Un pilote de Rafale de la 30e Escadre de chasse se prépare pour un tir en très haute altitude. - © DGA/EV

Le 19 juin dernier, des pilotes de chasse ont détruit deux ballons stratosphériques en très haute altitude (THA). En quoi est-ce un exploit ?

Médecin en chef Fabien. C'est un exploit technique mais aussi physiologique. En emmenant un chasseur aussi haut, le pilote s’expose à des contraintes extrêmes et inhabituelles. La cabine d’un avion de chasse n’est, en effet, pas pressurisée comme celle d’un avion de ligne. La pression dans la cabine décroit au fur et à mesure que l’avion prend de l’altitude. Au-delà de 50 000 pieds (15 000 m), le pilote notamment exposé à des pathologies induites par la faible pression, tels que d’aéroembolisme, qui peut entraîner une maladie de décompression.

C’est-à-dire ? 

Lorsque la pression ambiante diminue rapidement, l’azote présent dans les tissus va former des bulles qui vont circuler dans notre organisme. Avec l’altitude, ces bulles grossissent et peuvent se loger dans certains organes comme le cerveau, les poumons ou le cœur, causant ainsi des lésions. Pour éviter cette dégénération de bulles, le pilote va suivre une procédure de dénitrogénation. Il va alors respirer de l’air composé à 100 % d’oxygène au moins une heure avant le vol. Les derniers vols en avion de chasse avec dénitrogénation ont été réalisés en 1985, il y a près de 40 ans. Nous avons donc dû réapprendre ces procédures. 

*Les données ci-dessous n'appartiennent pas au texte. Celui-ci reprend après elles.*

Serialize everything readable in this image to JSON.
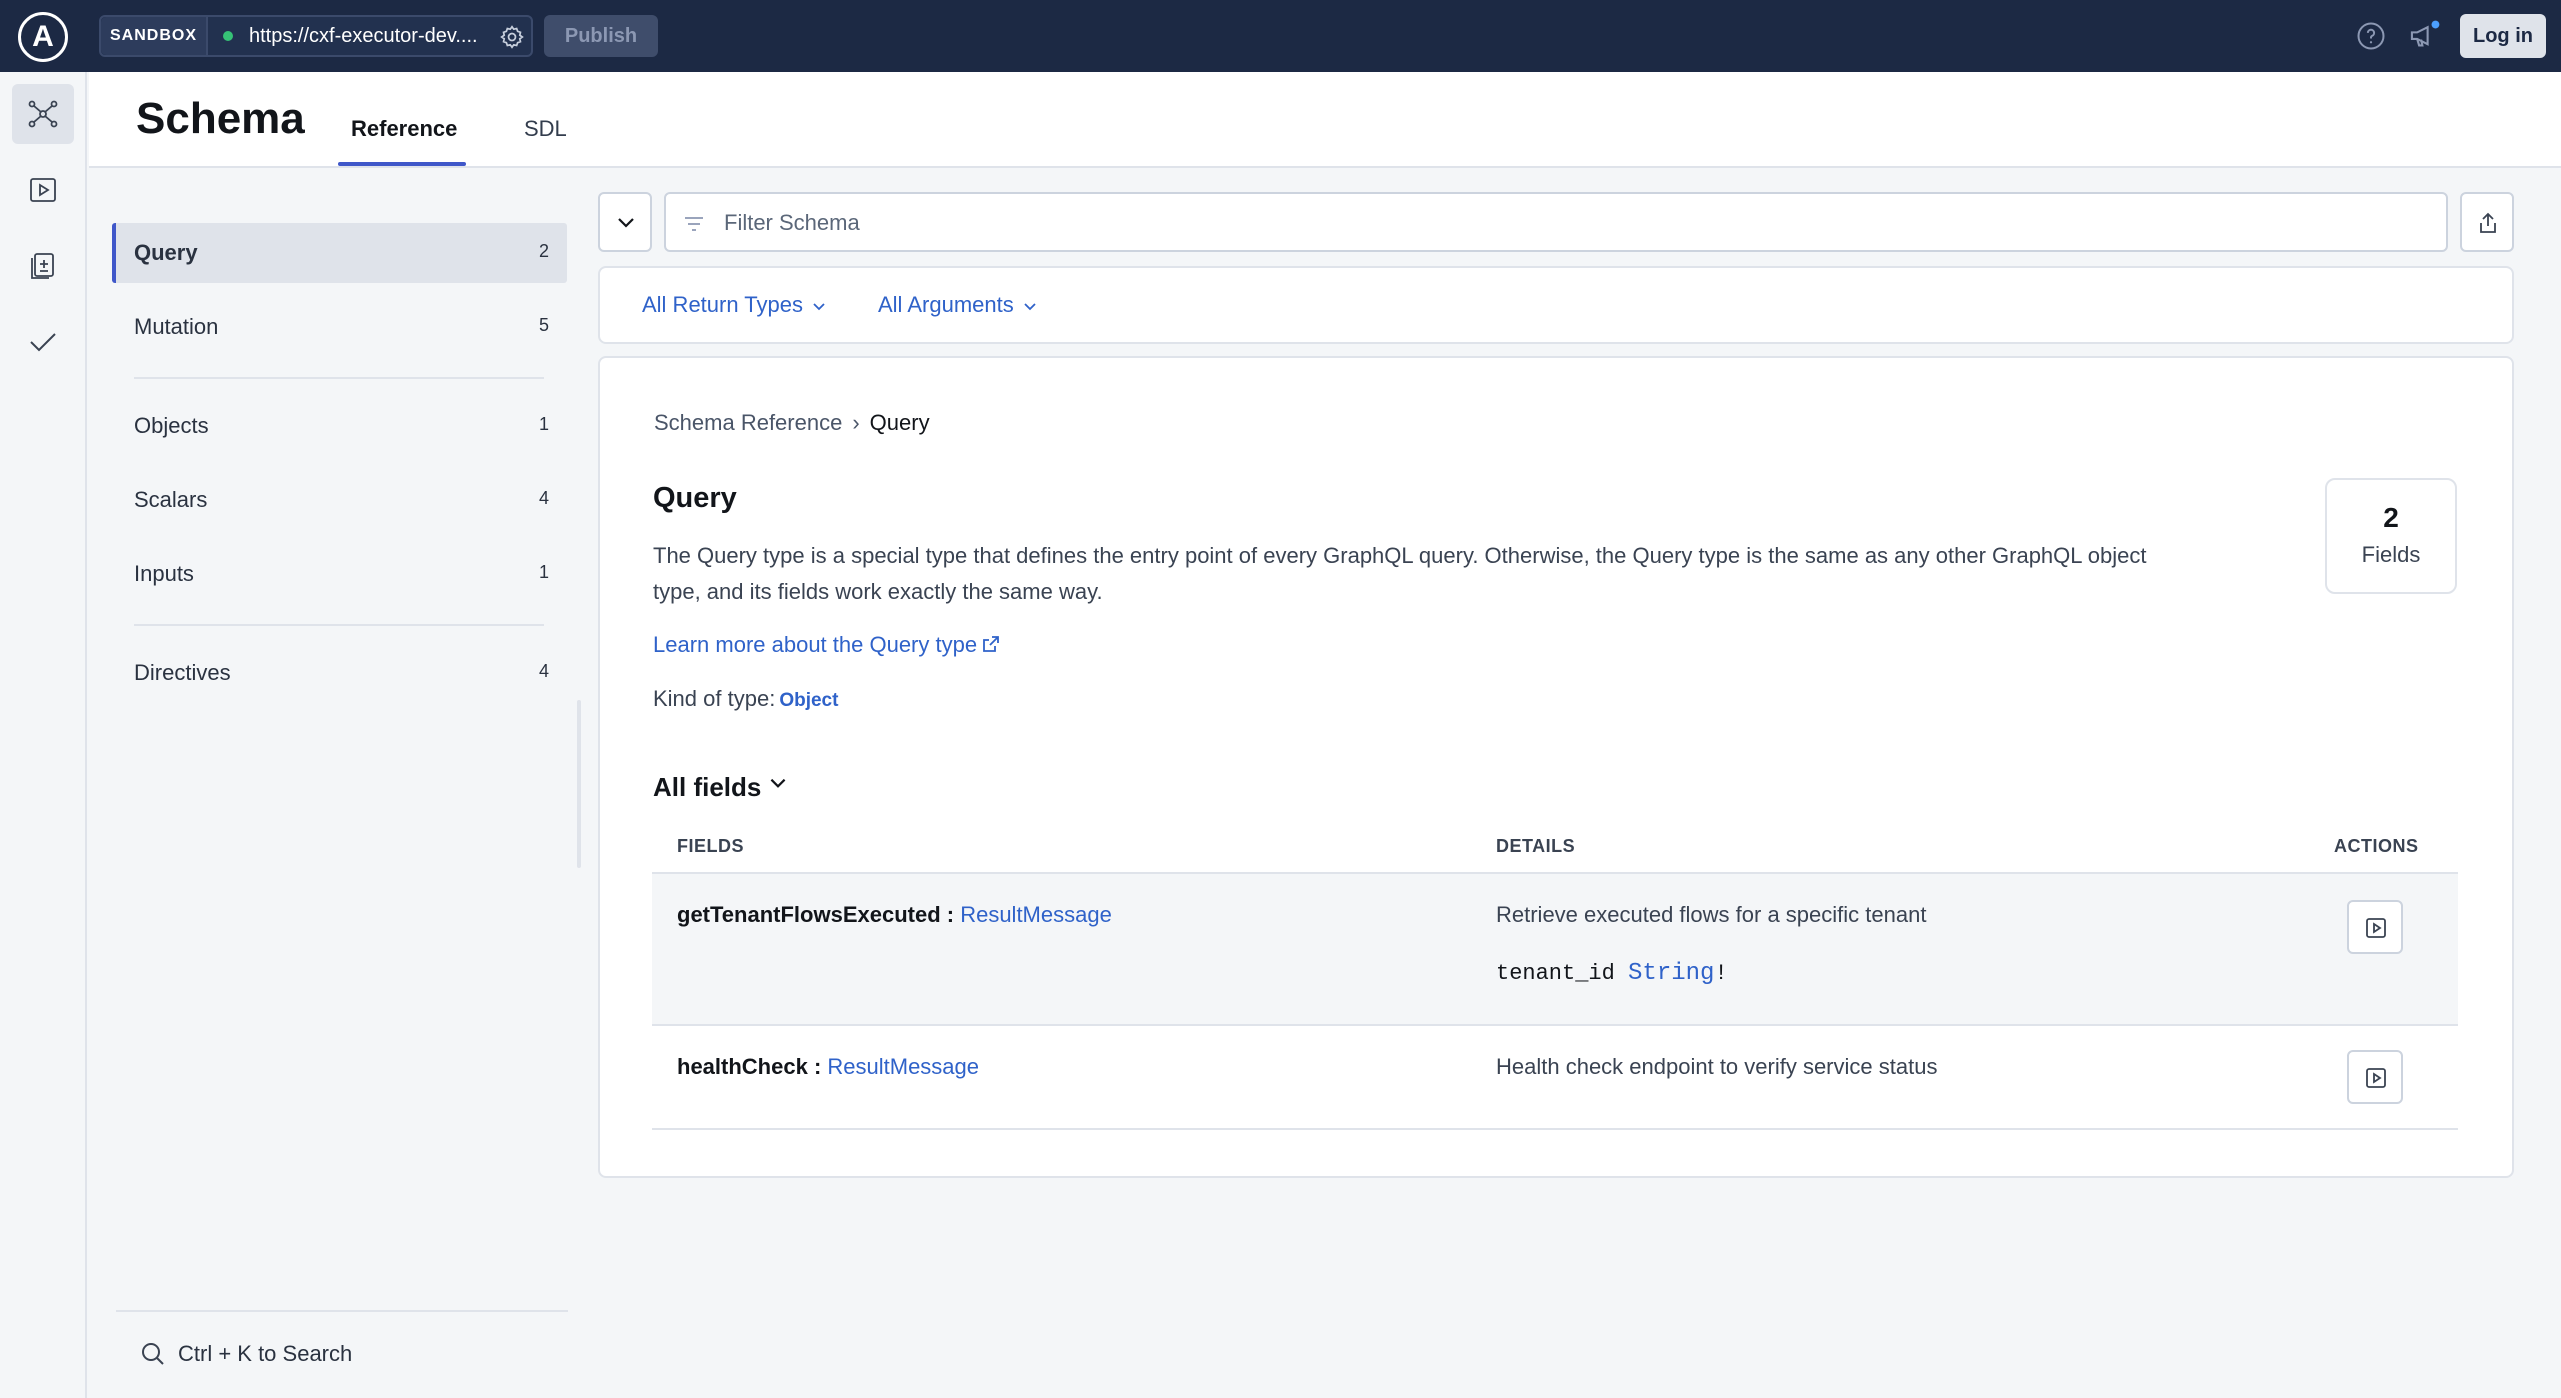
{
  "topbar": {
    "logo_letter": "A",
    "sandbox_label": "SANDBOX",
    "endpoint_url": "https://cxf-executor-dev....",
    "publish_label": "Publish",
    "login_label": "Log in"
  },
  "rail": {
    "items": [
      "schema-icon",
      "play-icon",
      "clipboard-icon",
      "check-icon"
    ],
    "active": "schema-icon"
  },
  "header": {
    "title": "Schema",
    "tabs": [
      {
        "label": "Reference",
        "active": true
      },
      {
        "label": "SDL",
        "active": false
      }
    ]
  },
  "sidebar": {
    "items": [
      {
        "label": "Query",
        "count": "2",
        "active": true
      },
      {
        "label": "Mutation",
        "count": "5"
      },
      {
        "label": "Objects",
        "count": "1"
      },
      {
        "label": "Scalars",
        "count": "4"
      },
      {
        "label": "Inputs",
        "count": "1"
      },
      {
        "label": "Directives",
        "count": "4"
      }
    ],
    "search_hint": "Ctrl + K to Search"
  },
  "filter": {
    "placeholder": "Filter Schema",
    "return_types_label": "All Return Types",
    "arguments_label": "All Arguments"
  },
  "content": {
    "breadcrumb": {
      "root": "Schema Reference",
      "separator": "›",
      "current": "Query"
    },
    "title": "Query",
    "description": "The Query type is a special type that defines the entry point of every GraphQL query. Otherwise, the Query type is the same as any other GraphQL object type, and its fields work exactly the same way.",
    "learn_more": "Learn more about the Query type",
    "kind_label": "Kind of type:",
    "kind_value": "Object",
    "stat": {
      "value": "2",
      "label": "Fields"
    },
    "all_fields_label": "All fields",
    "table": {
      "headers": [
        "FIELDS",
        "DETAILS",
        "ACTIONS"
      ],
      "rows": [
        {
          "name": "getTenantFlowsExecuted",
          "separator": " : ",
          "return_type": "ResultMessage",
          "description": "Retrieve executed flows for a specific tenant",
          "arg_name": "tenant_id",
          "arg_type": "String",
          "arg_suffix": "!"
        },
        {
          "name": "healthCheck",
          "separator": " : ",
          "return_type": "ResultMessage",
          "description": "Health check endpoint to verify service status"
        }
      ]
    }
  },
  "colors": {
    "topbar_bg": "#1c2944",
    "accent": "#3f57c9",
    "link": "#2f62c9",
    "status_ok": "#36c276"
  }
}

La très haute altitude, un enjeu majeur

Au cœur de l’engagement des forces françaises, la très haute altitude (THA) offre des avantages pour l’armée de l’Air et de l’Espace dans le contrôle de la supériorité aérienne mais aussi en matière de renseignement, de guerre électronique et de communication.

Lire l'article

Au-delà de ce risque, un vol en THA s’apparente-t-il à un vol classique ? 

Non. À ces altitudes-là, le pilote n’a pas le droit à l’erreur. S’il y a un problème technique –d’oxygène ou de pressurisation de la cabine – il va immédiatement être en danger car il peut perdre connaissance en 2 à 3 minutes. C’est pourquoi nous avons recueilli les données physiologiques des pilotes en vol pour suivre leur état de santé. Concrètement, ils portaient des dispositifs médicaux capables de détecter une hypoxie, à savoir un manque d’oxygène. Nous avons donc préparé les pilotes mais aussi les médecins des centres médicaux des armées à la gestion de ces risques.

Comment les pilotes ont-ils été préparés ?

Les équipes de l’armée de l’Air et de l’Espace et de la Direction générale de l’armement ont travaillé avec l’IRBA pour évaluer les risques et mettre en place des stratégies de protection : gestion du temps passé en altitude et dénitrogénation. Les pilotes sont ensuite venus au Département de médecine aéronautique opérationnelle (DMAO) du Centre d’expertise aéronautique militaire (CEAM) de Mont-de-Marsan. Ils ont été immergés dans un caisson, dit hypobare, qui permet de diminuer la quantité d’air pour recréer l’environnement que subiront les pilotes en vol, mais de manière sécurisée. Ces exercices leur ont permis d’appréhender les effets de la variation de pression induite par ces vols et les effets de l’hypoxie à ces altitudes.

Des vols d’entrainement ont-ils été réalisés ? 

Oui, effectivement. Avant la destruction des ballons, il y a eu toute une série de vols d’entraînement à des altitudes croissantes. Après chaque vol, les médecins du DMAO ont vérifié les données physiologiques recueillies en vol, puis ont donné le feu vert pour le vol d’après. Notre mission a toujours été de nous assurer de la bonne santé des pilotes.